Flint knapping is the art of chipping off flakes of flint to make arrowheads, spear points, fur scrapers, and so on.

The art dates from primitive times. Flint, along with bone and antler, was one of the few naturally occuring durable materials. Flint is very hard and brittle, and tends to break into flat pieces with very sharp edges.

To knap flint, you need a flint nodule and a hammerstone. A typical flint nodule is round, covered in whitish-grey stone, and is often found near limestone and shale. Hold the nodule between your legs, resting it on the ground. Strike the flint with the hammerstone, using a glancing motion.
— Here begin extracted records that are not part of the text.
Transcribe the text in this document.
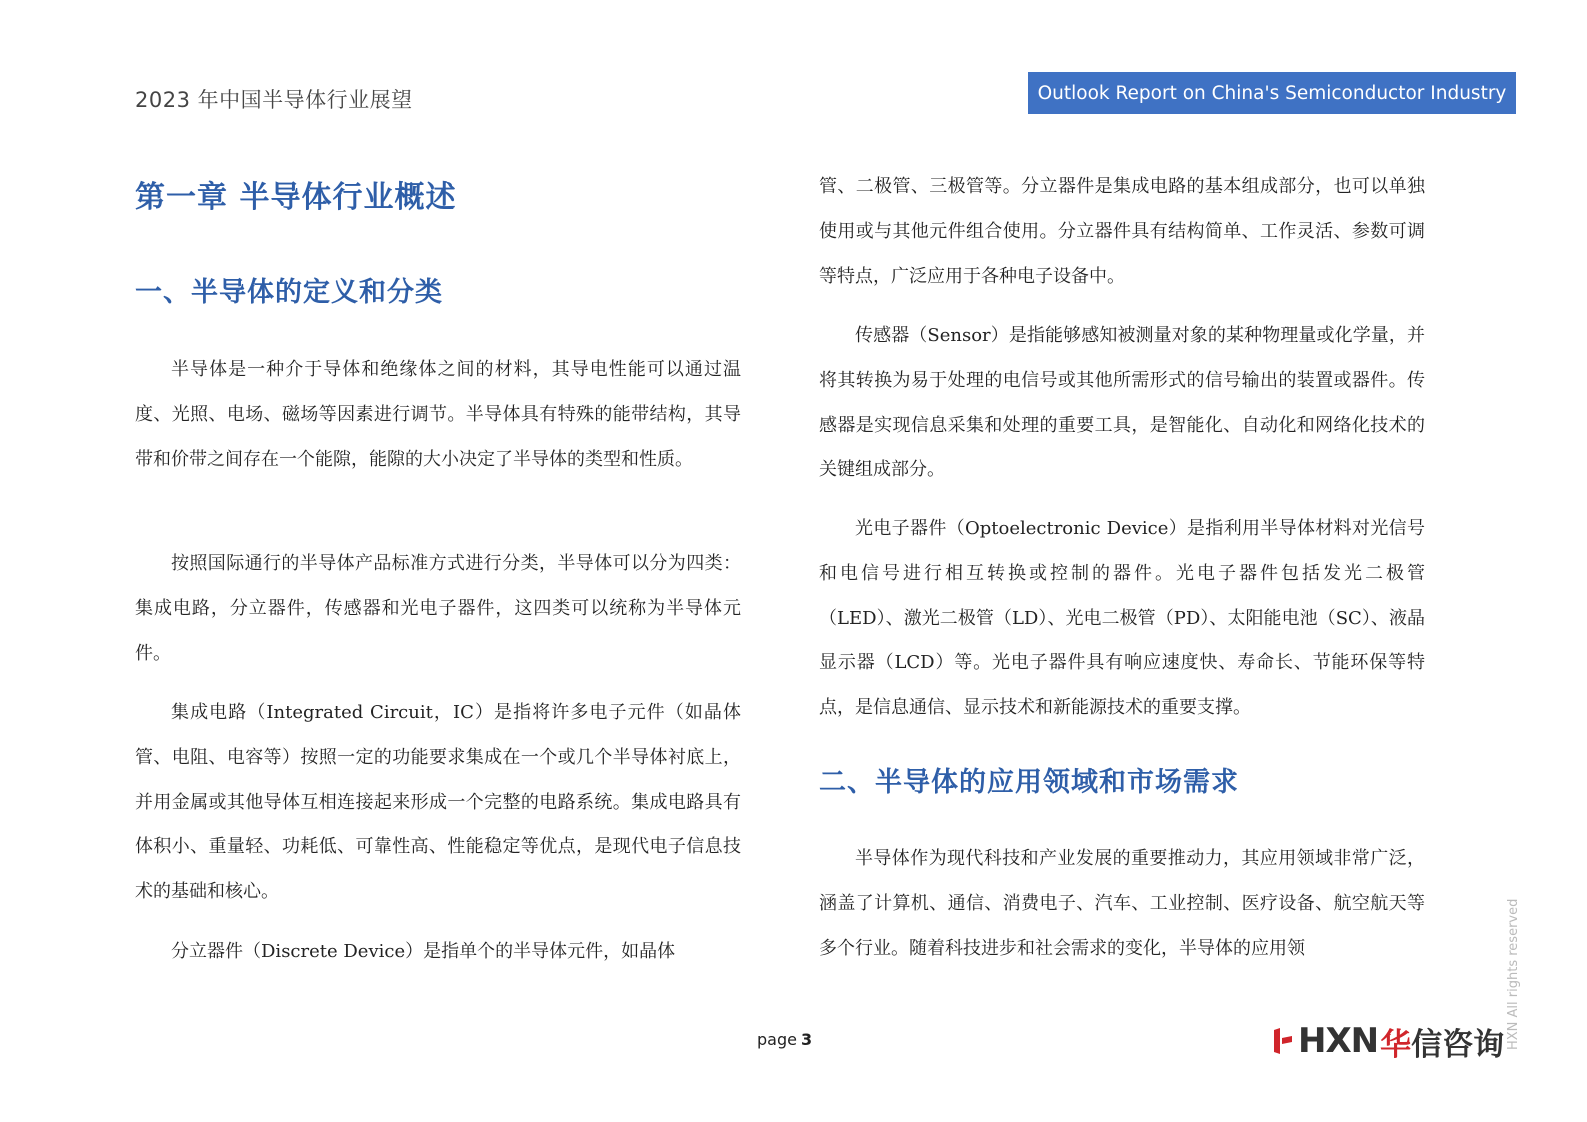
2023 年中国半导体行业展望	Outlook Report on China's Semiconductor Industry
第一章 半导体行业概述
一、半导体的定义和分类

半导体是一种介于导体和绝缘体之间的材料，其导电性能可以通过温度、光照、电场、磁场等因素进行调节。半导体具有特殊的能带结构，其导带和价带之间存在一个能隙，能隙的大小决定了半导体的类型和性质。

按照国际通行的半导体产品标准方式进行分类，半导体可以分为四类：集成电路，分立器件，传感器和光电子器件，这四类可以统称为半导体元件。

集成电路（Integrated Circuit，IC）是指将许多电子元件（如晶体管、电阻、电容等）按照一定的功能要求集成在一个或几个半导体衬底上，并用金属或其他导体互相连接起来形成一个完整的电路系统。集成电路具有体积小、重量轻、功耗低、可靠性高、性能稳定等优点，是现代电子信息技术的基础和核心。

分立器件（Discrete Device）是指单个的半导体元件，如晶体

管、二极管、三极管等。分立器件是集成电路的基本组成部分，也可以单独使用或与其他元件组合使用。分立器件具有结构简单、工作灵活、参数可调等特点，广泛应用于各种电子设备中。

传感器（Sensor）是指能够感知被测量对象的某种物理量或化学量，并将其转换为易于处理的电信号或其他所需形式的信号输出的装置或器件。传感器是实现信息采集和处理的重要工具，是智能化、自动化和网络化技术的关键组成部分。

光电子器件（Optoelectronic Device）是指利用半导体材料对光信号和电信号进行相互转换或控制的器件。光电子器件包括发光二极管（LED）、激光二极管（LD）、光电二极管（PD）、太阳能电池（SC）、液晶显示器（LCD）等。光电子器件具有响应速度快、寿命长、节能环保等特点，是信息通信、显示技术和新能源技术的重要支撑。

二、半导体的应用领域和市场需求

半导体作为现代科技和产业发展的重要推动力，其应用领域非常广泛，涵盖了计算机、通信、消费电子、汽车、工业控制、医疗设备、航空航天等多个行业。随着科技进步和社会需求的变化，半导体的应用领

page 3	HXN 华信咨询 HXN All rights reserved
At first, your strokes should be rough, to remove the outer coating. When you strike actual flint, (a dark grey, flaky textured material), you should strike more carefully.

Whereever you strike, the flint will break off horizontally, shearing away from the nodule. Try to get triangular pieces to flake off. A bump will form, known as the percussion mark, where you hit the flint.
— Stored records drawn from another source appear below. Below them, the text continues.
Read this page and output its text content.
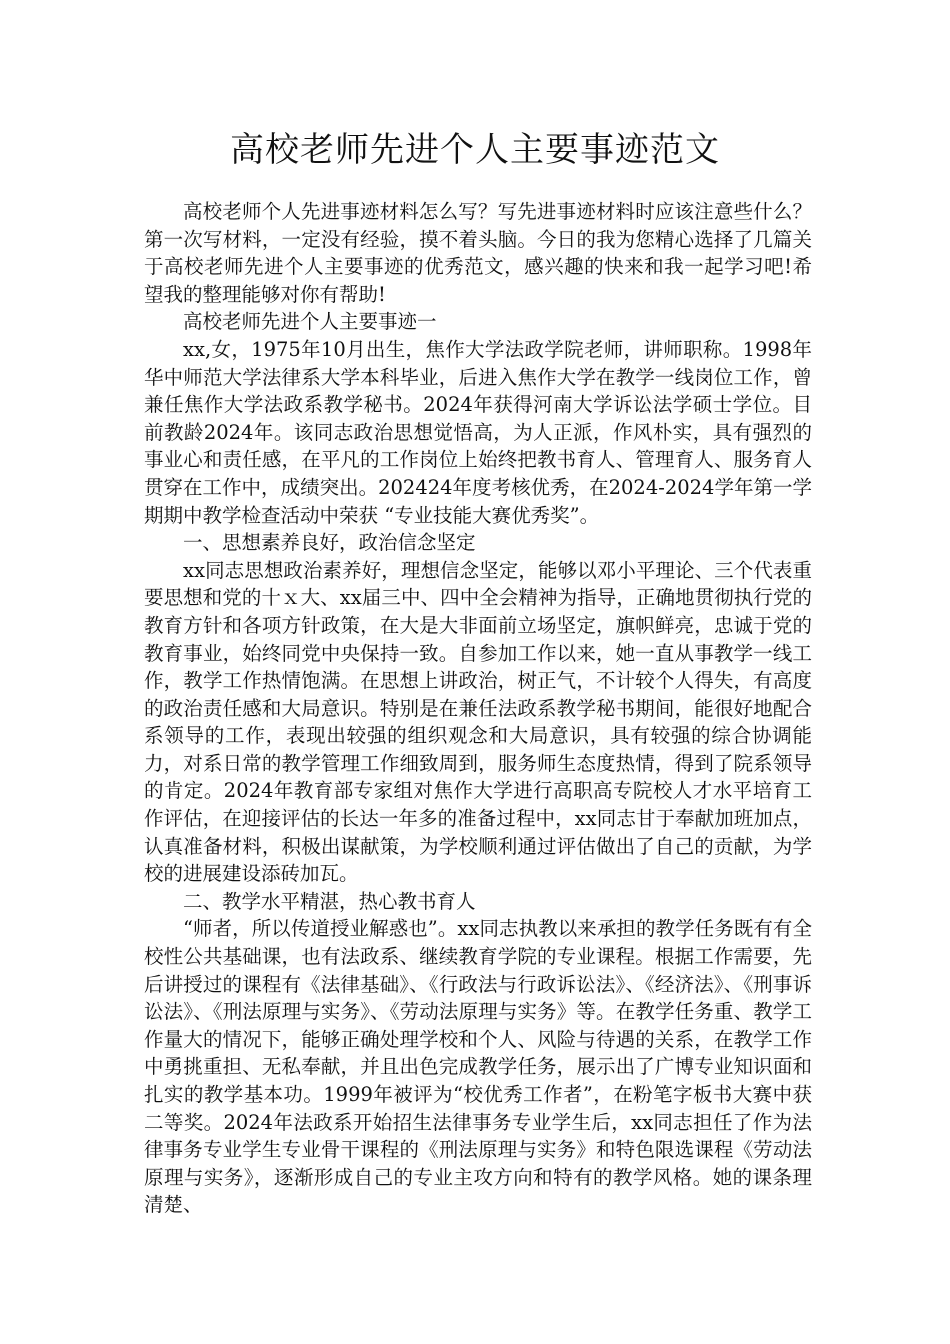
高校老师先进个人主要事迹范文

高校老师个人先进事迹材料怎么写？写先进事迹材料时应该注意些什么？第一次写材料，一定没有经验，摸不着头脑。今日的我为您精心选择了几篇关于高校老师先进个人主要事迹的优秀范文，感兴趣的快来和我一起学习吧!希望我的整理能够对你有帮助!

高校老师先进个人主要事迹一

xx,女，1975年10月出生，焦作大学法政学院老师，讲师职称。1998年华中师范大学法律系大学本科毕业，后进入焦作大学在教学一线岗位工作，曾兼任焦作大学法政系教学秘书。2024年获得河南大学诉讼法学硕士学位。目前教龄2024年。该同志政治思想觉悟高，为人正派，作风朴实，具有强烈的事业心和责任感，在平凡的工作岗位上始终把教书育人、管理育人、服务育人贯穿在工作中，成绩突出。202424年度考核优秀，在2024-2024学年第一学期期中教学检查活动中荣获 “专业技能大赛优秀奖”。

一、思想素养良好，政治信念坚定

xx同志思想政治素养好，理想信念坚定，能够以邓小平理论、三个代表重要思想和党的十ｘ大、xx届三中、四中全会精神为指导，正确地贯彻执行党的教育方针和各项方针政策，在大是大非面前立场坚定，旗帜鲜亮，忠诚于党的教育事业，始终同党中央保持一致。自参加工作以来，她一直从事教学一线工作，教学工作热情饱满。在思想上讲政治，树正气，不计较个人得失，有高度的政治责任感和大局意识。特别是在兼任法政系教学秘书期间，能很好地配合系领导的工作，表现出较强的组织观念和大局意识，具有较强的综合协调能力，对系日常的教学管理工作细致周到，服务师生态度热情，得到了院系领导的肯定。2024年教育部专家组对焦作大学进行高职高专院校人才水平培育工作评估，在迎接评估的长达一年多的准备过程中，xx同志甘于奉献加班加点，认真准备材料，积极出谋献策，为学校顺利通过评估做出了自己的贡献，为学校的进展建设添砖加瓦。

二、教学水平精湛，热心教书育人

“师者，所以传道授业解惑也”。xx同志执教以来承担的教学任务既有有全校性公共基础课，也有法政系、继续教育学院的专业课程。根据工作需要，先后讲授过的课程有《法律基础》、《行政法与行政诉讼法》、《经济法》、《刑事诉讼法》、《刑法原理与实务》、《劳动法原理与实务》等。在教学任务重、教学工作量大的情况下，能够正确处理学校和个人、风险与待遇的关系，在教学工作中勇挑重担、无私奉献，并且出色完成教学任务，展示出了广博专业知识面和扎实的教学基本功。1999年被评为“校优秀工作者”，在粉笔字板书大赛中获二等奖。2024年法政系开始招生法律事务专业学生后，xx同志担任了作为法律事务专业学生专业骨干课程的《刑法原理与实务》和特色限选课程《劳动法原理与实务》，逐渐形成自己的专业主攻方向和特有的教学风格。她的课条理清楚、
For more detailed work, use an antler (or similar object). Wedge your antler on the flint, and then hit the other end of the antler with your hammerstone, directing all of your force to a single, precise location.
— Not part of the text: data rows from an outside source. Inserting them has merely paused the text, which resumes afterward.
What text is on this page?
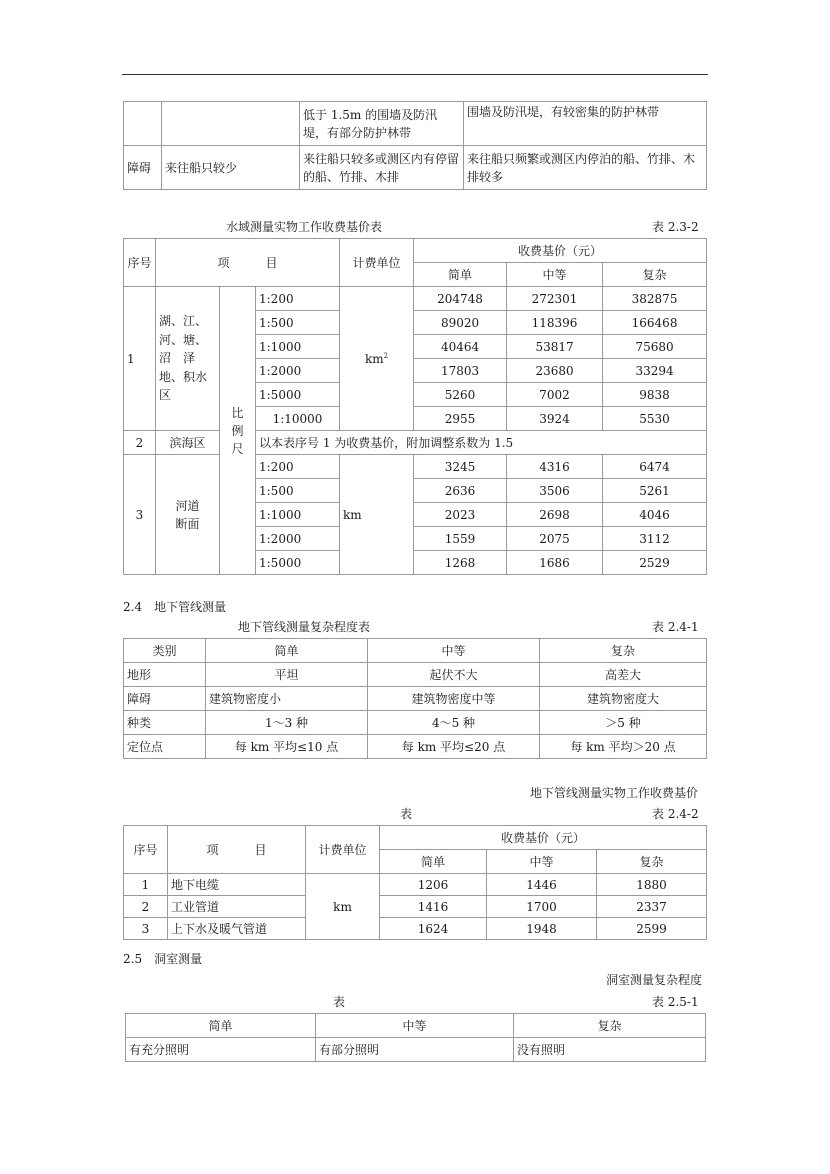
		低于 1.5m 的围墙及防汛堤，有部分防护林带	围墙及防汛堤，有较密集的防护林带
障碍	来往船只较少	来往船只较多或测区内有停留的船、竹排、木排	来往船只频繁或测区内停泊的船、竹排、木排较多
水域测量实物工作收费基价表	表 2.3-2
序号	项　　　目			计费单位	收费基价（元）		
					简单	中等	复杂
1	湖、江、河、塘、沼　泽地、积水区	比例尺	1:200	$km^2$	204748	272301	382875
			1:500		89020	118396	166468
			1:1000		40464	53817	75680
			1:2000		17803	23680	33294
			1:5000		5260	7002	9838
			1:10000		2955	3924	5530
2	滨海区		以本表序号 1 为收费基价，附加调整系数为 1.5				
3	河道断面		1:200	km	3245	4316	6474
			1:500		2636	3506	5261
			1:1000		2023	2698	4046
			1:2000		1559	2075	3112
			1:5000		1268	1686	2529
2.4　地下管线测量
地下管线测量复杂程度表	表 2.4-1
类别	简单	中等	复杂
地形	平坦	起伏不大	高差大
障碍	建筑物密度小	建筑物密度中等	建筑物密度大
种类	1～3 种	4～5 种	＞5 种
定位点	每 km 平均≤10 点	每 km 平均≤20 点	每 km 平均＞20 点
地下管线测量实物工作收费基价
表	表 2.4-2
序号	项　　　目	计费单位	收费基价（元）		
			简单	中等	复杂
1	地下电缆	km	1206	1446	1880
2	工业管道		1416	1700	2337
3	上下水及暖气管道		1624	1948	2599
2.5　洞室测量
洞室测量复杂程度
表	表 2.5-1
简单	中等	复杂
有充分照明	有部分照明	没有照明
A skilled knapper might be able to get 20-40 seperate usable pieces, known as points, from a single nodule.

There are actually festivals, known as knap-ins, where knappers from around the world meet to beat rocks together.

While I am far from an expert Knapper, here are a few things I have learned from my forays into the lithic arts:

1. Always wear eye protection.
A good deal of what we know about the process of making Lithic Points was learned from a man known as Ishi. One of the techniques learned was Ishi's method of removing a flake of stone from his eye. Upon realizing that he had a shard in his eye, Ishi would stop what he was doing, and pulling his eyelid away from the eyeball, he would strike himself sharply in the back of the head. One of the anthropologists he spent his final years with tried it and claimed he wasn’t sure if it actually dislodged the stone, but it certainly made him tear up, which did the trick anyway. Personally, I’ll just wear some damn goggles.

2. Read everything you can.
I would recommend Flintknapping: Making and Understanding Stone Tools by John C. Whittaker. This has been my principal guide, and an invaluable one at that. The web is also a good resource, both for information and to find places to buy Knappable material.

3. Be resourceful.
You don’t have to live near an obsidian deposit to get into this. You don’t even have to order stone over the Internet. I once made an entire year’s worth of Christmas gifts out of an old brick of architectural glass and some Bamboo from the back yard. Hell, you can even use some types of porcelain. It’s (euphemistically) called Johnstone.

4. You don’t have to use traditional tools.
A lot of people prefer copper to antler. Me, I use aluminum and a Big Honk’in Rock.

5. Do it somewhere you can clean up after.
Kinda by definition, Knapping will result in an area littered with tiny bits of razor sharp stone. This is not a good place to let the cat play.

6. Gloves are your friend.
Once again, you will not believe how damn sharp this stuff gets. Wear a good pair of leather work gloves. Always. I once screwed up picking up a point and sliced off a callous from my palm. The cut was so clean and effortless that it did not bleed. You don’t know how disturbing this really is until you hold an inch-long flap of your own hide in your hand.

7. Read everything you can.
Its important.

This is in no way meant to be exhaustive. I just saw that the Flint Knapping node was pretty barren, so I figured I’d throw in my $0.02. If I did anything wrong here, let me know. It’s my first writeup, so go easy on the noob.